Tuesday, May 20, 2014

More to Say - Weaving Stones with Skulls

There is more to say about If Stones -- which I will weave in as this week I shift to The Skull in the Rock. To add a step of complexity up from If Stones, there are four themes in the book: the story of a single discovery which was initially made by nine-year-old Matthew Berger; the story of his father Dr. Lee Berger and how he and Matthew came to be in the spot to make -- and recognize - the discovery; an introduction to some of the science (processes, terminology, and current understanding) of human evolution; the process of "seeing the anomaly" which Lee and his discovery exemplify.

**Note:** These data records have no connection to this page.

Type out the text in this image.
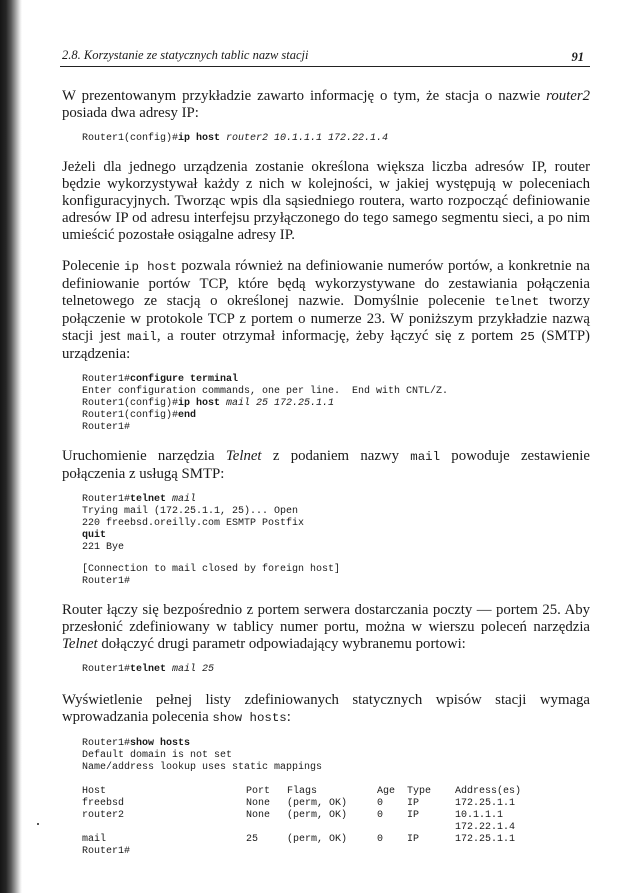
2.8. Korzystanie ze statycznych tablic nazw stacji	91

W prezentowanym przykładzie zawarto informację o tym, że stacja o nazwie router2 posiada dwa adresy IP:

Router1(config)#ip host router2 10.1.1.1 172.22.1.4

Jeżeli dla jednego urządzenia zostanie określona większa liczba adresów IP, router będzie wykorzystywał każdy z nich w kolejności, w jakiej występują w poleceniach konfiguracyjnych. Tworząc wpis dla sąsiedniego routera, warto rozpocząć definiowanie adresów IP od adresu interfejsu przyłączonego do tego samego segmentu sieci, a po nim umieścić pozostałe osiągalne adresy IP.

Polecenie ip host pozwala również na definiowanie numerów portów, a konkretnie na definiowanie portów TCP, które będą wykorzystywane do zestawiania połączenia telnetowego ze stacją o określonej nazwie. Domyślnie polecenie telnet tworzy połączenie w protokole TCP z portem o numerze 23. W poniższym przykładzie nazwą stacji jest mail, a router otrzymał informację, żeby łączyć się z portem 25 (SMTP) urządzenia:

Router1#configure terminal
Enter configuration commands, one per line.  End with CNTL/Z.
Router1(config)#ip host mail 25 172.25.1.1
Router1(config)#end
Router1#

Uruchomienie narzędzia Telnet z podaniem nazwy mail powoduje zestawienie połączenia z usługą SMTP:

Router1#telnet mail
Trying mail (172.25.1.1, 25)... Open
220 freebsd.oreilly.com ESMTP Postfix
quit
221 Bye
[Connection to mail closed by foreign host]
Router1#

Router łączy się bezpośrednio z portem serwera dostarczania poczty — portem 25. Aby przesłonić zdefiniowany w tablicy numer portu, można w wierszu poleceń narzędzia Telnet dołączyć drugi parametr odpowiadający wybranemu portowi:

Router1#telnet mail 25

Wyświetlenie pełnej listy zdefiniowanych statycznych wpisów stacji wymaga wprowadzania polecenia show hosts:

Router1#show hosts
Default domain is not set
Name/address lookup uses static mappings
Host	Port	Flags	Age	Type	Address(es)
freebsd	None	(perm, OK)	0	IP	172.25.1.1
router2	None	(perm, OK)	0	IP	10.1.1.1
					172.22.1.4
mail	25	(perm, OK)	0	IP	172.25.1.1
Router1#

The title page has a background photo. In If Stones we used Stonehenge. Here we chose a panning shot of the area where the discovery was made. We are taking you into the scene, the setting. Step one goes wide, the area. Page 6 is a full page shot of Matthew with the stone and a fossil, taken moments after the discovery -- so from wide scene we narrow down to the moment, the discovery, a person. In If Stones, the designer chose to echo the count of chapter numbers with three trilithons; thus nine chapters come into view as one, then, two, three, etc. stones are shaded; in Skull this visual echo (not a counter, since the words "chapter X" are also written out) with finger from two fossil hands. Decisions like this have a subtle influence -- many readers many not notice them at all. But they contribute to the feeling of a made, crafted, designed book and page. They are a little extra to give you a touch of pleasure, wit, fun -- immersion. This is a matter of budget -- since these "extras" have to be designed -- and aesthetics -- these "extras" have to fit cohesively into the chapter openings. Originally, for example, we planned to have a little visual icon on the opening page of each chapter of The Griffin and the Dinosaur -- echoing the sketches Adrienne made in her notebook, with the icons collectively adding up to a kind of rebus, the puzzle pieces, which finally yielded the solution. But we could not make that good idea work throughout the book.

8-9 Shows us a detail -- Matthew pointing to the clavicle which was the crucial discovery -- and, silhouetted out on the facing page, the entire bone. So we have gone wide, specific, detail -- in a movie of Graphic Novel you could imagine the camera panning down.

10-11 Is the first of three related spreads which accomplish two things: they let the reader experience the sequence from field to lab, and they are examples of Lee's concept of "seeing the anomaly." We sent Lee out with a camera to find a fossil to create this first spread, and so he did.

I should add here that those of us who write and work in design have another advantage: as we write, we have a sense of the beats of the story: the length of each part (chapter or subhead) within the whole. Chapter one in Skull was necessarily short. For, having set up the discovery, we move into Theme 2, Lee's life.

Skull has the great advantage that it was a 9 year old who made the initial find. But of course his father is the key scientist. In chapter two, we now create another possible connection to the reader -- Lee as a young person. The idea is to see how his interest in nature, his approach to noticing, seeing, acting, led him to investigate human evolution. So page 10 are pages from Lee's childhood scrapbook, facing a photo of himat 7.

16 On this page we have a reconstruction of what the famous hominyn Lucy may have looked like when she was alive 3.2 million years ago. This again serves to purposes -- it is our entry into the beat in Lee's story that led him to become a paleoanthropologist, and it will parallel the reconstruction of Karabo on 42. Visuals in a book can speak to other visuals just as much as text can foreshadow or echo text.

20-21 This spread is an example of what I just wrote. In the first "fossil finding" spread we took you into the field. Now here we show the process of how fossils are gathered and then brought into the lab. This spread links back to the one on 10-11 and ahead to one on 48-49 where Lee takes the Skull to a special super-high-tech-lab in Grenoble. So just as the book begin wide to narrow to narrower; the three linked spreads go from field, field to lab, lab to specialized examination. There was another key point in this spread -- most of the scientists and technicians shown here are Africans -- we have a key role in studying and preserving the fossils found in South Africa. That is not stated, but it is there to be seen in the visuals.

The last visual I'd like to call your attention to is on 60. We needed to locate Sediba, the species Matthew and Lee found, within what is known or thought about human evolution. But where? How? Lee made the wonderful argument that the images we usually use -- ladder, tree -- still assume that one species replaced another on the way "up" to us. He thinks evolution may have been more like a braided stream -- with species mixing, blurring, having children together, some surviving, some not -- and that is the image we used. I am pleased to say that since Lee made that case, I have seen other scientists agree.

So that is Skull -- again, hope this is helpful.

1 comment:

  1. This post is very, very helpful. It makes reading more informative and interesting. Thank you for sharing your thoughts about design. I hope other authors and designers will do so too.